Chock-full of silly bits and witty dialogue, this timeless comedy, directed by Branden Smith, delivers on all fronts, thanks in part to a hilarious fight over when and how to eat muffins. Never a dull moment, the show moves at an exhilarating pace and produces a steady, well-timed drumbeat of laughs with solid delivery of puns, satire, irony and the aforementioned epigrams.

The charming Victorian set design helps transport the audience to late 1800s London, where Algernon and his friend John ‘Jack’ Worthing (Christian Ray Robinson) soon discover their mutual flair for using elaborate excuses to avoid social obligations in their daily life. Jack leaves his home in the country to go to the city to visit a make-believe brother named Ernest. While in the city, he goes by the name of Ernest when visiting his love interest Gwendolen Fairfax (Kelsey Colwell), who happens to be the cousin of his friend Algernon Moncrieff (Jacob Dresch).

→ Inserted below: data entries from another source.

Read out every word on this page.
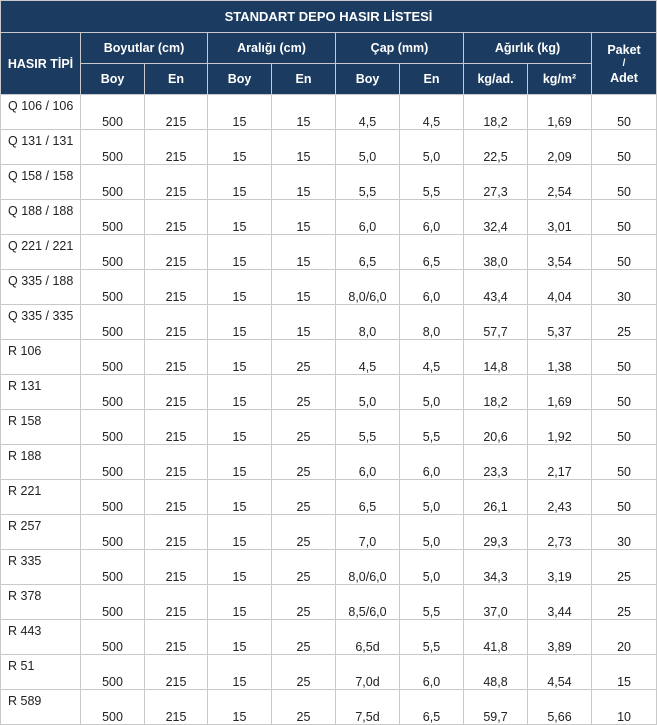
STANDART DEPO HASIR LİSTESİ									
HASIR TİPİ	Boyutlar (cm)		Aralığı (cm)		Çap (mm)		Ağırlık (kg)		Paket
/
Adet

	Boy	En	Boy	En	Boy	En	kg/ad.	kg/m²	
Q 106 / 106	500	215	15	15	4,5	4,5	18,2	1,69	50
Q 131 / 131	500	215	15	15	5,0	5,0	22,5	2,09	50
Q 158 / 158	500	215	15	15	5,5	5,5	27,3	2,54	50
Q 188 / 188	500	215	15	15	6,0	6,0	32,4	3,01	50
Q 221 / 221	500	215	15	15	6,5	6,5	38,0	3,54	50
Q 335 / 188	500	215	15	15	8,0/6,0	6,0	43,4	4,04	30
Q 335 / 335	500	215	15	15	8,0	8,0	57,7	5,37	25
R 106	500	215	15	25	4,5	4,5	14,8	1,38	50
R 131	500	215	15	25	5,0	5,0	18,2	1,69	50
R 158	500	215	15	25	5,5	5,5	20,6	1,92	50
R 188	500	215	15	25	6,0	6,0	23,3	2,17	50
R 221	500	215	15	25	6,5	5,0	26,1	2,43	50
R 257	500	215	15	25	7,0	5,0	29,3	2,73	30
R 335	500	215	15	25	8,0/6,0	5,0	34,3	3,19	25
R 378	500	215	15	25	8,5/6,0	5,5	37,0	3,44	25
R 443	500	215	15	25	6,5d	5,5	41,8	3,89	20
R 51	500	215	15	25	7,0d	6,0	48,8	4,54	15
R 589	500	215	15	25	7,5d	6,5	59,7	5,66	10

Meanwhile, Algernon has invented a fictional friend named “Bunbury” to leave the city and visit the country. Algernon soon travels to Jack’s home pretending to be brother Ernest, where he falls in love with Jack’s ward Cecily Cardew (Stephanie Saltis). Consequently, both women earnestly believe they’re in love with a man named Ernest, when of course there is no one by that name.

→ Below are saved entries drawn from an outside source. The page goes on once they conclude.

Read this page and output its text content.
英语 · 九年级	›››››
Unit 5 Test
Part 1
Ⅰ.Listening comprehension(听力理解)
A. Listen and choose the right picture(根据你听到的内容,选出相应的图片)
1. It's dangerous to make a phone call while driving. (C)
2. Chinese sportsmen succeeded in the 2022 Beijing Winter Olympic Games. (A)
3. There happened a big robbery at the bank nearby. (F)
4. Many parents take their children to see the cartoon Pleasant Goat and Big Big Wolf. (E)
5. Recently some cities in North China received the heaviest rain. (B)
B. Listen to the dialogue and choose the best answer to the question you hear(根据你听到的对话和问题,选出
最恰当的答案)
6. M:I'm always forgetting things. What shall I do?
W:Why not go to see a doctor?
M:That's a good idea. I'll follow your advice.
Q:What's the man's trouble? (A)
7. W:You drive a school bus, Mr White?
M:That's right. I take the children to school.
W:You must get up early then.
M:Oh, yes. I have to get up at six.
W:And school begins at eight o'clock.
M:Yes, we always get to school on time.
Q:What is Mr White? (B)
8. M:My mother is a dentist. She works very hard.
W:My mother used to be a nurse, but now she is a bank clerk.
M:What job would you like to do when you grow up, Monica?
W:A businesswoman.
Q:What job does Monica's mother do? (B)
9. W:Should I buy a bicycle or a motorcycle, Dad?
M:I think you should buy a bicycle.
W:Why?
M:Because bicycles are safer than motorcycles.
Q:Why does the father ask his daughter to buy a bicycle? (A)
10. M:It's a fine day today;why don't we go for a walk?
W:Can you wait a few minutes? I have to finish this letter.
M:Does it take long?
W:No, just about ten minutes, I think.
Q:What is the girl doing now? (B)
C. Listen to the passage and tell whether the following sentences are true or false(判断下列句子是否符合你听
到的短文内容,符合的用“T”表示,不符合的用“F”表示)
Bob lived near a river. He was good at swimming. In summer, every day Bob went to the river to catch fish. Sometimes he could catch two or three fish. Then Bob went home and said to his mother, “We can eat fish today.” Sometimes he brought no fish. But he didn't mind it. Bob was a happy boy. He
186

Dresch steals the show with his portrayal of Algernon. With his spot-on Victorian-era English accent and commanding presence of the stage, he is incredibly fun to watch. Never have I seen anyone devour cucumber sandwiches so delightfully. That said, Smith is fortunate to have attracted some top Front Range talent for the production, including Leslie O’Caroll as Lady Bracknell. She gets in one of the play’s best zingers: “Never speak disrespectfully of Society, Algernon” she says. “Only people who can’t get into it do that.” Memorable and satirical — like any good epigram.

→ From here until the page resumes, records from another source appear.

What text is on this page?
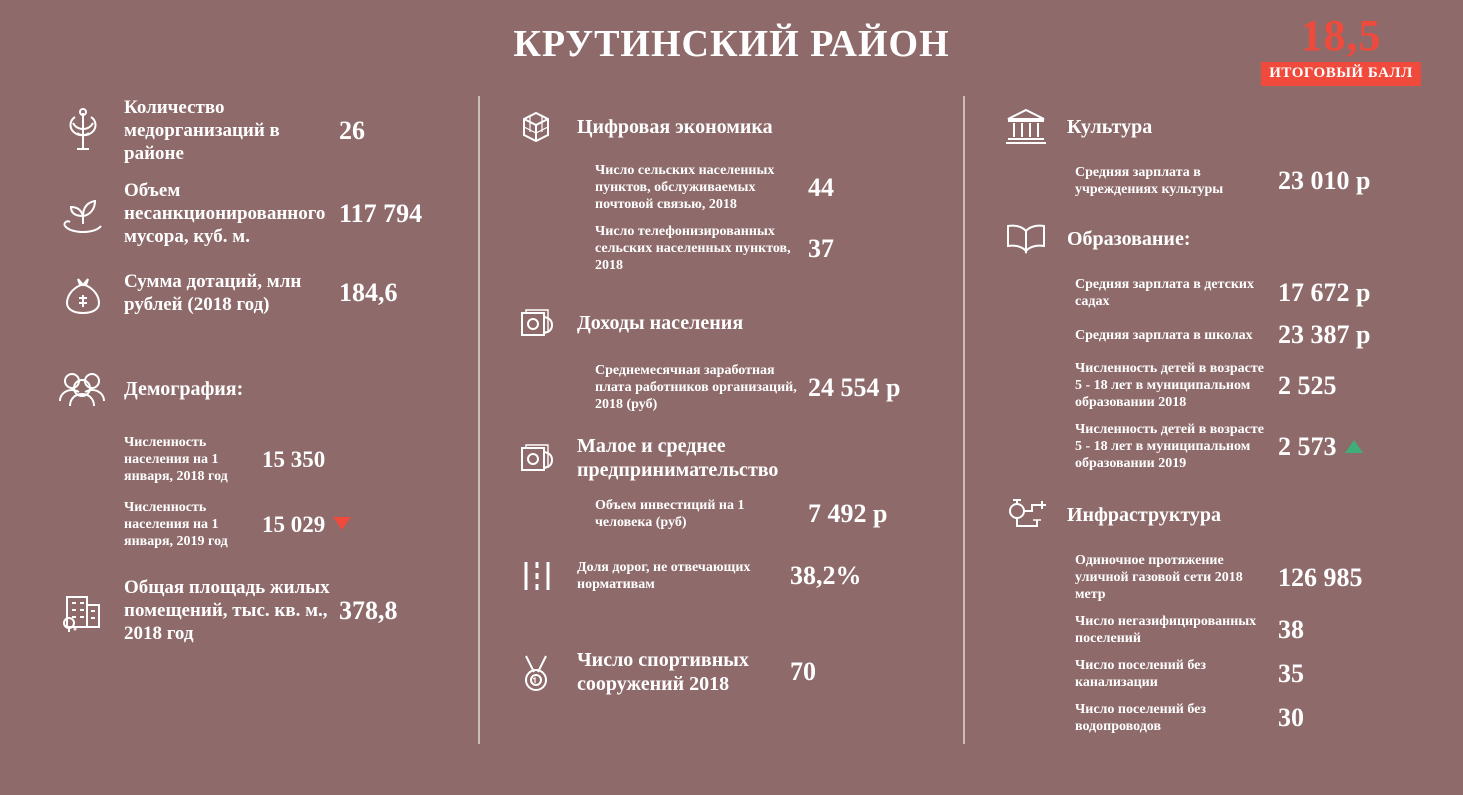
КРУТИНСКИЙ РАЙОН	18,5
ИТОГОВЫЙ БАЛЛ
Количество медорганизаций в районе
26
Объем несанкционированного мусора, куб. м.
117 794
Сумма дотаций, млн рублей (2018 год)	184,6
Демография:
Численность населения на 1 января, 2018 год
15 350
Численность населения на 1 января, 2019 год
15 029
Общая площадь жилых помещений, тыс. кв. м., 2018 год
378,8
Цифровая экономика
Число сельских населенных пунктов, обслуживаемых почтовой связью, 2018
44
Число телефонизированных сельских населенных пунктов, 2018
37
Доходы населения
Среднемесячная заработная плата работников организаций, 2018 (руб)
24 554 р
Малое и среднее предпринимательство
Объем инвестиций на 1 человека (руб)	7 492 р
Доля дорог, не отвечающих нормативам	38,2%
Число спортивных сооружений 2018	70
Культура
Средняя зарплата в учреждениях культуры	23 010 р
Образование:
Средняя зарплата в детских садах	17 672 р
Средняя зарплата в школах 23 387 р
Численность детей в возрасте 5 - 18 лет в муниципальном образовании 2018
2 525
Численность детей в возрасте 5 - 18 лет в муниципальном образовании 2019
2 573
Инфраструктура
Одиночное протяжение уличной газовой сети 2018 метр
126 985
Число негазифицированных поселений	38
Число поселений без канализации	35
Число поселений без водопроводов	30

The characters — and even the set pieces — move about the stage in well-timed choreography, matching the energetic tempo of the dialogue. One bit that brought plenty of laughs was Colwell and Saltis’ precise flipping of their folding hand fans as they strutted around the stage. A few additional bright spots include the butler (Seth Palmer Harris) reading Cecily’s diary during intermission and a hilarious kiss between Miss Prism (Quinn Walcott) and Reverend Canon Chasuble (Robert Jones).

Seeing this play reminded me of why I love live theater. I thoroughly enjoyed the laughs and from the looks of it, everyone else around me did as well.